Jean-Claude Mas, le fondateur de la société PIP, est interpellé à son domicile de sa compagne et mis en examen pour « blessures involontaires » le 27 janvier. L'ancien dirigeant de l'entreprise varoise est laissé libre sous contrôle judiciaire avec l'obligation de verser une caution de 100 000 euros dans un délai d'un an.

Le 6 mars 2012, Jean-Claude Mas est incarcéré à Marseille pour défaut de paiement de caution. Le 16 mars, il fait appel mais une décision de le maintient en détention le 21 mars.

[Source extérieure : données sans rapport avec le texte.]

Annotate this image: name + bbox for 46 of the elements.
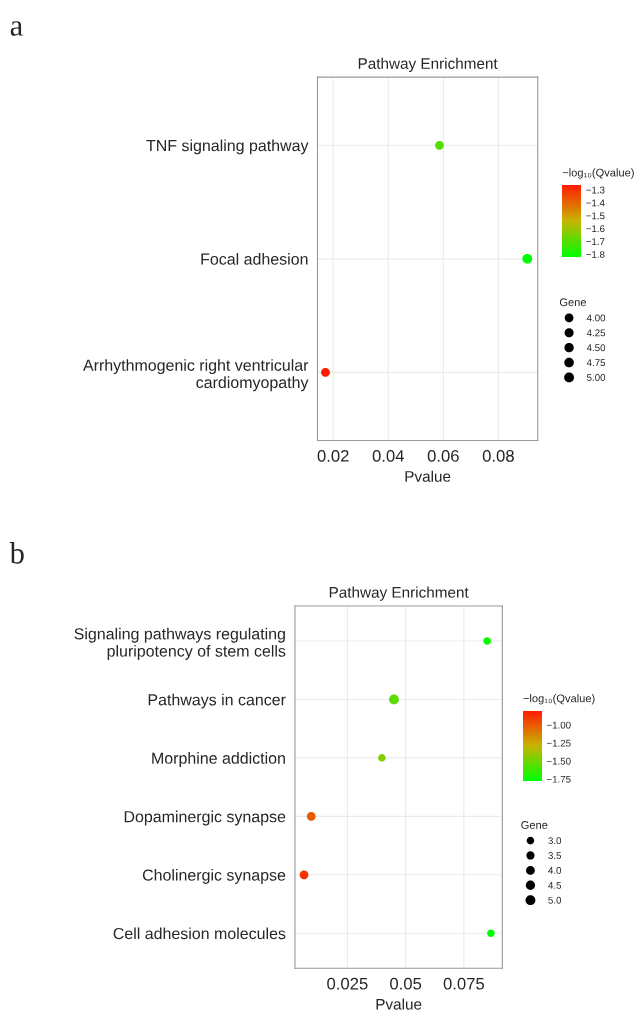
y-tick-label: Pathways in cancer xyxy=(148,693,286,709)
legend-label: 4.75 xyxy=(586,359,606,367)
y-tick-label: Cell adhesion molecules xyxy=(113,927,286,940)
x-tick-label: 0.08 xyxy=(482,449,514,462)
y-tick-label: Arrhythmogenic right ventricular cardiomyopathy xyxy=(83,359,309,392)
color-bar-title: −log₁₀(Qvalue) xyxy=(523,694,595,705)
color-bar-title: −log₁₀(Qvalue) xyxy=(562,168,634,179)
color-bar-label: −1.50 xyxy=(546,757,571,765)
x-tick-label: 0.025 xyxy=(327,977,368,990)
x-axis-title: Pvalue xyxy=(405,470,451,482)
legend-label: 3.5 xyxy=(548,852,562,859)
text: b xyxy=(9,542,24,564)
legend-label: 5.00 xyxy=(586,374,606,381)
color-bar-label: −1.25 xyxy=(546,739,571,747)
x-axis-title: Pvalue xyxy=(376,998,422,1010)
color-bar-label: −1.8 xyxy=(586,250,605,258)
chart-title: Pathway Enrichment xyxy=(329,586,469,601)
legend-label: 4.25 xyxy=(586,329,606,337)
color-bar-label: −1.3 xyxy=(586,186,605,194)
legend-title: Gene xyxy=(559,298,587,307)
x-tick-label: 0.075 xyxy=(443,977,485,990)
color-bar-label: −1.6 xyxy=(586,225,605,233)
legend-label: 3.0 xyxy=(548,837,562,845)
legend-title: Gene xyxy=(521,821,548,829)
color-bar-label: −1.4 xyxy=(586,199,605,207)
text: a xyxy=(10,21,23,36)
chart-title: Pathway Enrichment xyxy=(358,57,498,72)
y-tick-label: TNF signaling pathway xyxy=(146,139,309,155)
legend-label: 4.5 xyxy=(548,881,562,889)
color-bar-label: −1.7 xyxy=(586,238,605,245)
x-tick-label: 0.05 xyxy=(390,977,422,990)
legend-label: 4.50 xyxy=(586,344,606,352)
color-bar-label: −1.00 xyxy=(546,721,571,729)
color-bar-label: −1.75 xyxy=(546,775,571,783)
x-tick-label: 0.04 xyxy=(372,449,404,462)
y-tick-label: Dopaminergic synapse xyxy=(124,810,286,826)
y-tick-label: Signaling pathways regulating pluripotency of stem cells xyxy=(74,627,286,660)
x-tick-label: 0.02 xyxy=(317,449,349,462)
y-tick-label: Morphine addiction xyxy=(152,752,285,768)
legend-label: 4.00 xyxy=(586,314,606,322)
legend-label: 4.0 xyxy=(548,866,562,874)
legend-label: 5.0 xyxy=(548,896,562,904)
color-bar-label: −1.5 xyxy=(586,212,605,220)
y-tick-label: Focal adhesion xyxy=(201,253,308,265)
x-tick-label: 0.06 xyxy=(427,449,459,462)
y-tick-label: Cholinergic synapse xyxy=(142,869,286,884)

Le 24 mai,  s’ouvre le volet financier de l’affaire. Déjà mis en examen pour « blessures et homicides involontaires », Jean-Claude Mas voit peser sur lui une nouvelle menace judiciaire. Le parquet de Marseille a ouvert une information judiciaire pour abus de biens sociaux, recel d'abus de biens sociaux et banqueroute visant le patron de PIP, mais aussi sa compagne et leur fils. 

Le 12 juillet, cinq cents nouvelles plaintes ont été déposées à Marseille. Au total, ce sont 5.000 plaintes qui ont été déposées en France après le scandale sanitaire des prothèses PIP.

Ce jeudi, la cour d'appel d'Aix-en-Provence se prononce sur une possible remise en liberté de Jean-Claude Mas, après quatre mois et demi passés en prison.